L’Afrique, continent le plus touché par les sécheresses
De manière factuelle, aucun continent du monde n’est épargné par les sécheresses mais l’Afrique reste la région la plus touché par ce phénomène. Elle a enregistré 44 % de sécheresses graves au cours du siècle dernier et, au cours des 50 dernières années, a subi des pertes économiques de plus de 70 milliards de dollars ainsi que des souffrances humaines incalculables.
Une nouvelle analyse de la Convention des Nations Unies sur la lutte contre la désertification (CNULCD) démontre qu’investir dans la résilience est une action sensiblement plus impactante — et beaucoup moins coûteuse — que les interventions axées sur la réponse aux conséquences des sécheresses. Étant en partie responsables de ces sécheresses, nous avons donc le devoir d’inverser les tendances et la première chose à faire est d’agir maintenant avant qu’une autre sécheresse ne nous dévaste.

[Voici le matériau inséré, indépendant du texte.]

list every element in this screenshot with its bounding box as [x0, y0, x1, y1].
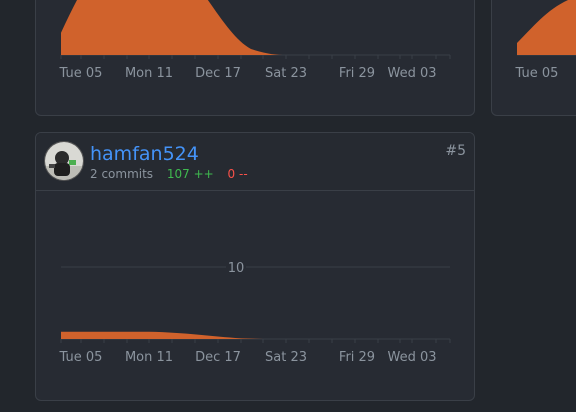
x-tick-label-5: Wed 03 — [387, 350, 436, 365]
x-tick-label-3: Sat 23 — [265, 66, 307, 81]
additions-count: 107 ++ — [166, 167, 214, 181]
x-tick-label-3: Sat 23 — [265, 350, 307, 365]
x-tick-label-0: Tue 05 — [515, 66, 559, 81]
user-avatar-icon[interactable] — [44, 141, 84, 181]
grid-label-10: 10 — [228, 261, 245, 276]
commit-count-link[interactable]: 2 commits — [90, 167, 154, 181]
activity-chart: 10 Tue 05 Mon 11 Dec 17 Sat 23 Fri 29 Wed 03 — [59, 259, 451, 365]
contributor-card-hamfan524: hamfan524 2 commits 107 ++ 0 -- #5 10 Tu… — [35, 132, 475, 401]
x-tick-label-5: Wed 03 — [387, 66, 436, 81]
contributor-rank: #5 — [445, 143, 466, 159]
area-series — [61, 331, 263, 339]
x-tick-label-1: Mon 11 — [125, 350, 173, 365]
username-link[interactable]: hamfan524 — [90, 143, 199, 165]
avatar-image — [45, 142, 83, 180]
x-tick-label-4: Fri 29 — [339, 350, 375, 365]
activity-chart: Tue 05 Mon 11 Dec 17 Sat 23 Fri 29 Wed 03 — [59, 0, 451, 81]
area-series — [61, 0, 286, 55]
contributor-card-top-left: Tue 05 Mon 11 Dec 17 Sat 23 Fri 29 Wed 03 — [35, 0, 475, 116]
x-tick-label-4: Fri 29 — [339, 66, 375, 81]
contributor-card-top-right: Tue 05 — [491, 0, 576, 116]
contributor-header: hamfan524 2 commits 107 ++ 0 -- #5 — [36, 133, 474, 191]
x-tick-label-0: Tue 05 — [59, 66, 103, 81]
x-tick-label-2: Dec 17 — [195, 350, 241, 365]
x-tick-label-2: Dec 17 — [195, 66, 241, 81]
area-series — [517, 0, 576, 55]
activity-chart: Tue 05 — [515, 0, 576, 81]
contribution-stats: 2 commits 107 ++ 0 -- — [90, 167, 248, 181]
x-tick-label-0: Tue 05 — [59, 350, 103, 365]
deletions-count: 0 -- — [227, 167, 248, 181]
x-tick-label-1: Mon 11 — [125, 66, 173, 81]
grid-label-bg — [226, 259, 246, 275]
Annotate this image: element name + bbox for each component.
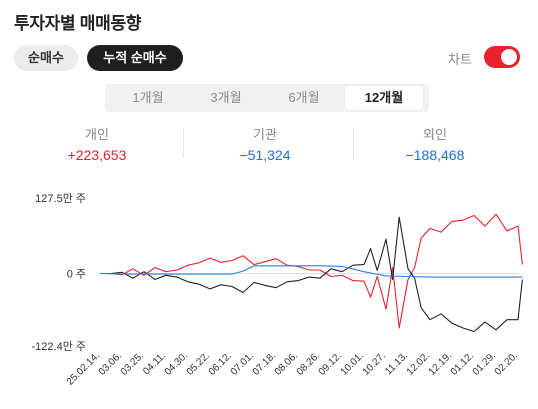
x-tick-label: 04.30. xyxy=(163,350,190,377)
x-tick-label: 12.19. xyxy=(427,350,454,377)
x-tick-label: 01.29. xyxy=(471,350,498,377)
series-line-2 xyxy=(99,265,523,278)
y-tick-label: -122.4만 주 xyxy=(32,340,87,353)
chart-svg: 127.5만 주0 주-122.4만 주25.02.14.03.06.03.25… xyxy=(32,192,523,388)
page-title: 투자자별 매매동향 xyxy=(14,14,142,33)
chart-toggle-switch[interactable] xyxy=(484,46,520,68)
x-tick-label: 10.01. xyxy=(339,350,366,377)
x-tick-label: 02.20. xyxy=(493,350,520,377)
summary-value: −51,324 xyxy=(239,147,291,163)
x-tick-label: 03.25. xyxy=(119,350,146,377)
x-tick-label: 10.27. xyxy=(361,350,388,377)
y-tick-label: 0 주 xyxy=(67,269,86,281)
summary-value: −188,468 xyxy=(405,147,465,163)
x-tick-label: 06.12. xyxy=(207,350,234,377)
summary-institution: 기관 −51,324 xyxy=(190,124,340,163)
period-tab-6m[interactable]: 6개월 xyxy=(288,90,320,105)
summary-label: 기관 xyxy=(253,127,277,142)
series-line-0 xyxy=(100,213,523,329)
x-tick-label: 05.22. xyxy=(185,350,212,377)
period-tab-12m[interactable]: 12개월 xyxy=(345,86,423,110)
summary-label: 외인 xyxy=(423,127,447,142)
x-tick-label: 08.06. xyxy=(273,350,300,377)
summary-foreign: 외인 −188,468 xyxy=(360,124,510,163)
tab-net-buy[interactable]: 순매수 xyxy=(14,45,78,71)
x-tick-label: 09.12. xyxy=(317,350,344,377)
x-tick-label: 01.12. xyxy=(449,350,476,377)
series-line-1 xyxy=(100,216,523,333)
summary-label: 개인 xyxy=(85,127,109,142)
x-tick-label: 07.18. xyxy=(251,350,278,377)
period-tab-1m[interactable]: 1개월 xyxy=(132,90,164,105)
x-tick-label: 12.02. xyxy=(405,350,432,377)
x-tick-label: 08.26. xyxy=(295,350,322,377)
x-tick-label: 11.13. xyxy=(383,350,410,377)
tab-cumulative-net-buy[interactable]: 누적 순매수 xyxy=(87,45,183,71)
x-tick-label: 04.11. xyxy=(141,350,168,377)
period-tab-3m[interactable]: 3개월 xyxy=(210,90,242,105)
chart-toggle-label: 차트 xyxy=(448,52,472,67)
x-tick-label: 07.01. xyxy=(229,350,256,377)
y-tick-label: 127.5만 주 xyxy=(35,192,86,205)
toggle-knob xyxy=(501,49,517,65)
summary-individual: 개인 +223,653 xyxy=(22,124,172,163)
divider xyxy=(353,128,354,158)
period-selector: 1개월 3개월 6개월 12개월 xyxy=(105,84,429,112)
divider xyxy=(183,128,184,158)
summary-value: +223,653 xyxy=(67,147,127,163)
x-tick-label: 03.06. xyxy=(97,350,124,377)
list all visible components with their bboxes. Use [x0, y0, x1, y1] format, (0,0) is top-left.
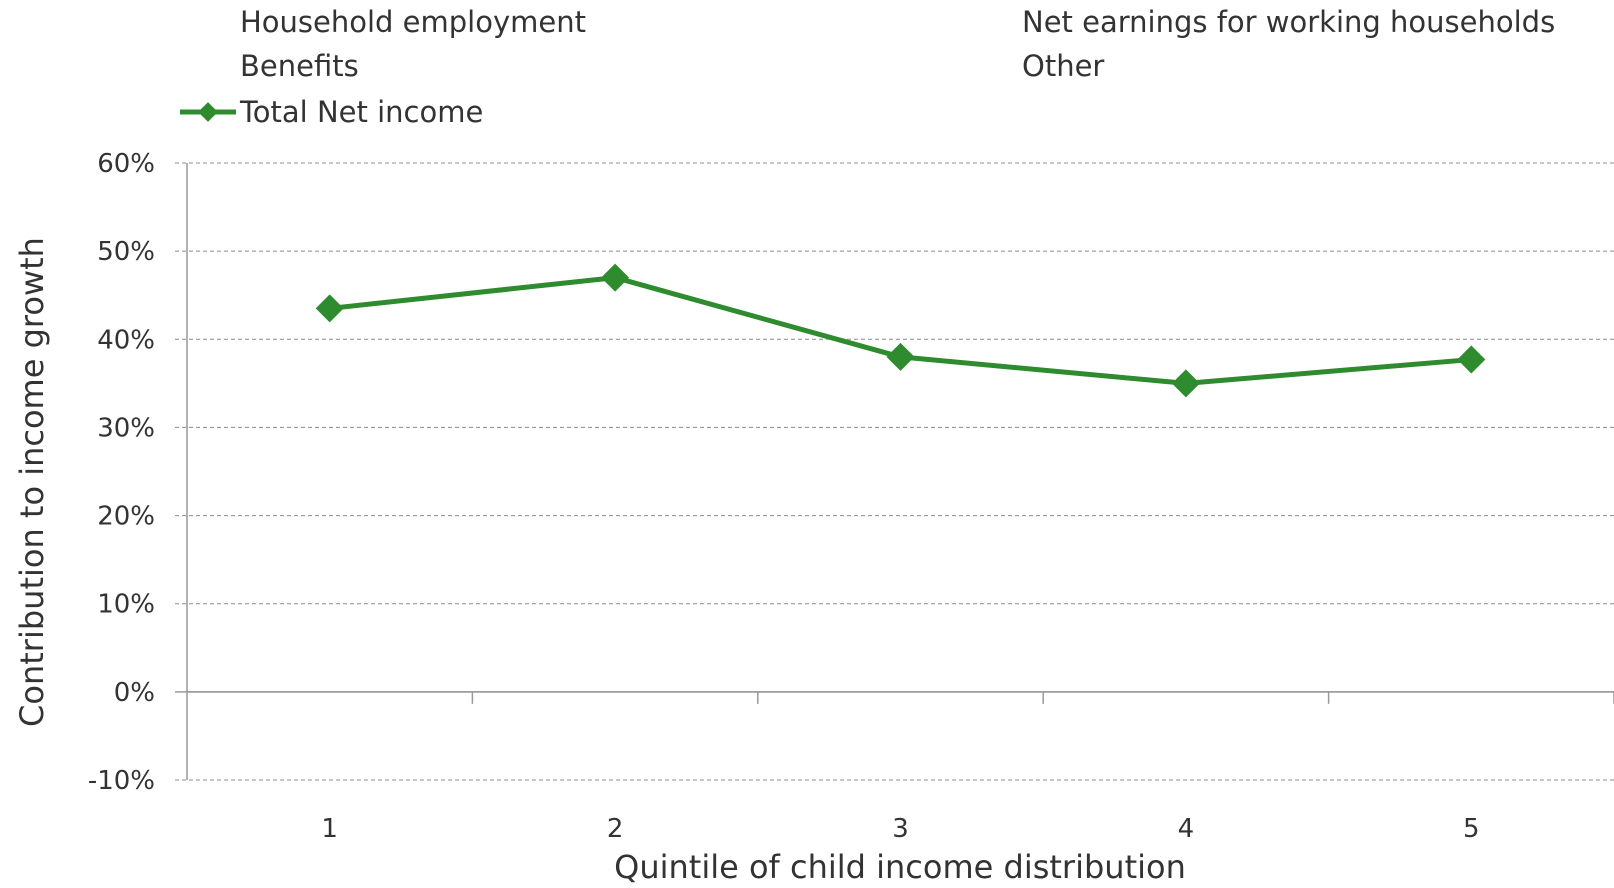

Au dernier Sommet africain sur le climat (tenu en septembre dernier à Nairobi, au Kenya, [ndlr]), nous avons notamment convenu qu’avec l’Alliance internationale pour la résilience face à la sécheresse (IDRA), nous devions créer un programme de résilience spécifique à l’Afrique afin de trouver des solutions novatrices pour les populations, le climat, la terre et la biodiversité.
Des progrès et innovations considérables
L’Afrique a fait d’énormes progrès en prenant des mesures afin de mieux se préparer aux futures sécheresses, grâce, par exemple, à des systèmes d’alerte précoce tels que l’Observatoire des inondations et de la sécheresse en Afrique (Africa Flood and Drought Monitor) dans le bassin du lac Tchad. La mise en place d’infrastructures vertes telles que la Grande Muraille verte au Sahel, qui s’appuient sur des pratiques de gestion durable des terres et sur la restauration des écosystèmes, ont aussi contribué à ces efforts de résilience.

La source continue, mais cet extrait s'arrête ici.